I am looking for a way to evaluate
$ \mathcal{I}(z,x)=\int_0^1 \int_0^1 \frac{s^{ix}(1-s)^{-ix}}{\sqrt{s(1-s)t(1-t)}} \,_2F_1\left( \frac{1}{2},1 ; \frac{3}{2} ; z^2 \,s^{1+2ix}(1-s)^{1-2ix} t(1-t) \right) $
where $x\geq0$ in closed form.
For $x=0$, I know that this integral evaluates to
$ \mathcal{I}(z,0)=\int_0^1 \int_0^1 \frac{1}{\sqrt{s(1-s)t(1-t)}} \,_2F_1\left( \frac{1}{2},1 ; \frac{3}{2} ; z^2 \,s(1-s) t(1-t) \right) = \frac{1}{z^2}\sum_{j\geq1} \frac{z^2j}{2j-1}Beta\left(j-\frac{1}{2},j-\frac{1}{2}\right)^2 = \pi^2 \,_3F_2\left( \frac{1}{2},\frac{1}{2},\frac{1}{2} ;1, \frac{3}{2} ; \left(\frac{z}{4}\right)^2 \right)$
(This is found by using the integral representation of Beta functions and the series-expression for the hypergeometric function, and then mathematica evaluates the sum straight away), but this approach doesn't seem to work when $x\neq 0$. Therefore, I am looking for a way to see this straight from the integral which might be easier to generalise..?
So, can anyone help me with a good way to see why the above holds without using the infinite sum, (or, in the best possible scenario, help me with the general $\mathcal{I}(z,x)$)?
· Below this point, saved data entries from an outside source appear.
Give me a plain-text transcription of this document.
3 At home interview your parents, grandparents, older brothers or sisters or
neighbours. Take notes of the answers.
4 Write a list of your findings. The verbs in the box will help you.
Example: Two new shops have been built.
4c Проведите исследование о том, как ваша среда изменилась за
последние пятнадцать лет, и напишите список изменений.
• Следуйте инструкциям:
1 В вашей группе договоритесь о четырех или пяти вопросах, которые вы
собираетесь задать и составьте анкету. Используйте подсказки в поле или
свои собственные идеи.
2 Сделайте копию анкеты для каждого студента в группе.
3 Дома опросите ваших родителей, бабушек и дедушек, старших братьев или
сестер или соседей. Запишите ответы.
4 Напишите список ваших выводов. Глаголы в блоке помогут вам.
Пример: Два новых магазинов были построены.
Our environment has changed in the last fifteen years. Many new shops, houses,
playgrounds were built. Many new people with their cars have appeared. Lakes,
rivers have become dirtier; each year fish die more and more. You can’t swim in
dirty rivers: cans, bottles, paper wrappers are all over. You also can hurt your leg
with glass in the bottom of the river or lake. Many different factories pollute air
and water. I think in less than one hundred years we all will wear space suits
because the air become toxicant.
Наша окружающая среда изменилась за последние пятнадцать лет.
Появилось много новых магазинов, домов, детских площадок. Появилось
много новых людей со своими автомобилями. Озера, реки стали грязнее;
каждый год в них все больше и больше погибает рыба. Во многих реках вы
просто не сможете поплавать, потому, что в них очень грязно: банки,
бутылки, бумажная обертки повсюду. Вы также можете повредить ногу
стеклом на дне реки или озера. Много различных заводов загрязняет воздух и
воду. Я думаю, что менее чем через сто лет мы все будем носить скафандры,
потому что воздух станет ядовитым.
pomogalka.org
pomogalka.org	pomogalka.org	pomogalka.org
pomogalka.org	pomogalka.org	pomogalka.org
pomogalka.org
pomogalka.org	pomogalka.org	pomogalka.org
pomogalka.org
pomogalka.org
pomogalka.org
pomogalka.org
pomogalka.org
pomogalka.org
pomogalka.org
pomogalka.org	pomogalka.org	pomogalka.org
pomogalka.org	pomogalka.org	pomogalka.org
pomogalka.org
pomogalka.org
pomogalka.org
The approaches I have tried so far include looking for cleaver changes of variables in the integral, and/or using the integral representation of
$\,_3F_2\left( \frac{1}{2},\frac{1}{2},\frac{1}{2} ;1, \frac{3}{2} ; \left(\frac{z}{4}\right)^2 \right) \propto \int_{0}^1 u^{1/2-1}(1-u)^{1-1/2-1} \,_2F_1\left( \frac{1}{2},\frac{1}{2} ; \frac{3}{2} ; \left(\frac{z}{4}\right)^2 u \right) du $
but then I'm stuck. I know the hypergeometric functions have many nice properties, but I don't see how I can map this single integral to the double integral above, with the change of the parameter as well?